Abstract

Two of the most important challenges facing the global energy sector are to reduce the CO2 intensity and the water intensity of energy production. Because many economies will continue to depend on fossil fuels as primary energy sources, CO2 capture and storage (CCS) must play a major role in curbing CO2 emissions. A large portion of CO2 storage will need to occur in saline reservoirs because these resources are more widely distributed than hydrocarbon resources—where CO2 capture utilization and storage (CCUS) can be deployed for enhanced oil recovery (EOR). CCS deployment can be accelerated with a pressure-management strategy, called pre-injection brine production that proactively manages project risks linked to reservoir pressure. In this approach, a CCS wellfield is deployed sequentially, one well at a time, with each well being used for three stages: (1) monitoring, (2) brine production, and (3) CO2 injection. Using the same well to produce brine before injecting CO2 provides pre-injection reservoir diagnostics needed for proactive planning of wellfield operations. Because pressure drawdown is greatest where CO2 injection will subsequently occur, reservoir pressure is efficiently managed per well, and per unit of removed brine.
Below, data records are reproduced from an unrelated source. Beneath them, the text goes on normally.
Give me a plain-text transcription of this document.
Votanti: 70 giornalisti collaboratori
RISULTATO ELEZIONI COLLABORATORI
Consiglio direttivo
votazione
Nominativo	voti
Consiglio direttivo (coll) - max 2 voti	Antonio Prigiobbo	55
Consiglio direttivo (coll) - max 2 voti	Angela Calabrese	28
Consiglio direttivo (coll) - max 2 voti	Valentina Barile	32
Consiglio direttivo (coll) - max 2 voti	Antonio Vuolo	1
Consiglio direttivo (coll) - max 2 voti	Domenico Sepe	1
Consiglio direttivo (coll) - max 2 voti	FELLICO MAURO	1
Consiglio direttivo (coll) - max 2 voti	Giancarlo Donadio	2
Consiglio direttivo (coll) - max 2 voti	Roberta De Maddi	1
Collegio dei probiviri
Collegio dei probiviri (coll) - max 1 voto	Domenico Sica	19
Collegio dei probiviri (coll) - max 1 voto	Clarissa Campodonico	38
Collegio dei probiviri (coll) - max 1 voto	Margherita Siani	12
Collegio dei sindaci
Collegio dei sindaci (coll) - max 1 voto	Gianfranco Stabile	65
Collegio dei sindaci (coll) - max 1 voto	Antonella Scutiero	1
This approach to managing geologic CO2 storage can (1) identify resources with sufficient CO2 storage capacity and permanence, and provide information needed to effectively manage those resources prior to injecting CO2; (2) increase CO2 storage capacity and efficiency; (3) limit pore-space competition with neighboring subsurface operations; and (4) reduce the duration of post-injection site care and monitoring, while (5) creating the opportunity to generate water, using an emerging CCUS technology called enhanced water recovery (EWR). Although beneficial consumptive use of produced brine may be preferred in water-constrained regions, there may be situations where the brine composition is not economically treatable, which could necessitate reinjecting some or all of the produced brine into a separate reservoir. In this study we consider a range of brine-disposition options, from 100% reinjection in the subsurface to near zero net injection of fluid, which maximizes the water generation benefit per tonne of stored CO2. These options are analyzed for a case where a nearby saline reservoir overlying a CO2 storage reservoir is used to store some or all of the brine removed from the CO2 storage reservoir.